L’affaire Kévazingo, loin de connaître son épilogue, compte déjà plusieurs victimes parmi lesquelles des employés des sociétés forestières qui assurent pourtant ne pas être concernées par le trafic du bois précieux. Depuis le 15 mai, des centaines d’employés du secteur ont été mis en chômage technique, et commencent à broyer du noir.
Dans un courrier adressé, le 20 mai, au Premier ministre, l’Union des forestiers industriels du Gabon et aménagistes (Ufiga), tire la sonnette d’alarme. Depuis la découverte par le Parquet d’une quantité de «Kévazingo illégal» dans un magasin à Owendo en fin mars, les opérations d’empotage des conteneurs à l’export pour toute la filière bois ont été suspendues. Si l’Ufiga avait «salué» cette mesure espérant que l’enquête aboutisse rapidement pour reprendre le rythme normal des activités, aujourd’hui cette suspension pèse sur le rendement des sociétés.
En fin avril, les sociétés membres de l’Ufiga se sont vu imposer à nouveau des blocages, après une reprise de quelques jours des travaux de la Brigade des Eaux et forêts d’Owendo et de la Douane. Selon Françoise Van De Ven, délégué général de l’Ufiga, non seulement l’assistance des agents pour l’empotage des conteneurs n’est plus possible, mais pour l’évacuation des grumes vers les unités de transformation à Owendo, les bordereaux ne peuvent être signés et cachetés. L’Ufiga indique que les grumes arrivées par le train et pour lesquelles les documents sont présentés en bonne et due forme pour le trajet jusqu’à Owendo, sont bloquées sur le parc et ne peuvent être envoyées vers les unités de transformation. «La Brigade d’Owendo n’étant pas autorisée à signer/cacheter les bordereaux pour le transfert vers les usines».

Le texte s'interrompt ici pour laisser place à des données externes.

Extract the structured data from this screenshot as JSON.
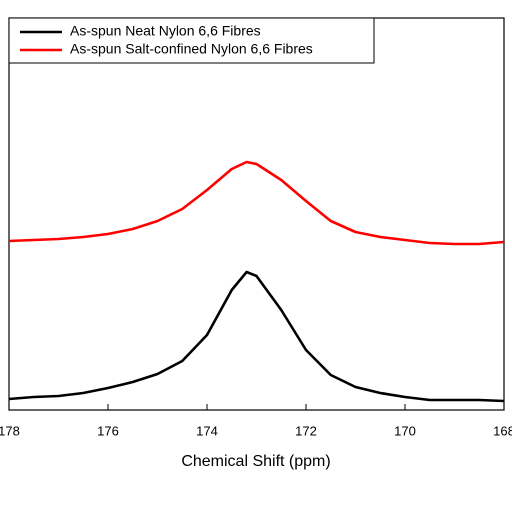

De fait, certaines sociétés telles que Rougier, Precious Woods-TGI, Placages déroulés du Gabon et Thebault ont dû cesser leurs activités. «Leurs stocks de grumes étant épuisés, leur personnel a été mis en chômage technique depuis le 15 mai», a fait savoir Françoise Van De Ven, indiquant que pour les autres usines à Owendo, la situation devrait être identique «dans les tout prochains jours par manque de matière première». N’étant impliquées ni de loin ni de près par le “Kévagate”, des centaines d’agents se retrouvent donc au chômage technique sous les regards impuissants de leurs employeurs n’étant aussi, «nullement concernés dans les enquêtes en cours». À en croire l’Ufiga, si les opérations d’empotage des conteneurs ne reprennent pas très vite, les navires attendus dans quelques semaines n’auront pas du bois à charger. «Ce qui constituera pour les lignes maritimes un grand préjudice, les frais d’escalade du port d’Owendo étant très élevés alors que la rentabilité de l’escale est remise en question par le manque de chargement à l’export», explique Françoise Van De Ven attirant l’attention du Premier ministre, Julien Nkoghe Bekale.
À en croire son propos, l’impact aujourd’hui est tel que cette fin du mois sera très difficile, tant les trésoreries des opérateurs affectées depuis mars ne permettent plus d’assurer leurs obligations socioéconomiques. Déjà affligées par des problèmes du port d’Owendo, les sociétés qui se sentent «injustement frappées» par le “Kévagate”, craignent que la paix socioéconomique soit affectée. Accrochant Julien Nkoghe Bekale, l’Ufiga souhaite que «l’enquête puisse aboutir dans les tout prochains jours». À défaut, elle appelle à une prise de mesures «pour que les sociétés non impliquées dans ce trafic puissent reprendre le travail rapidement».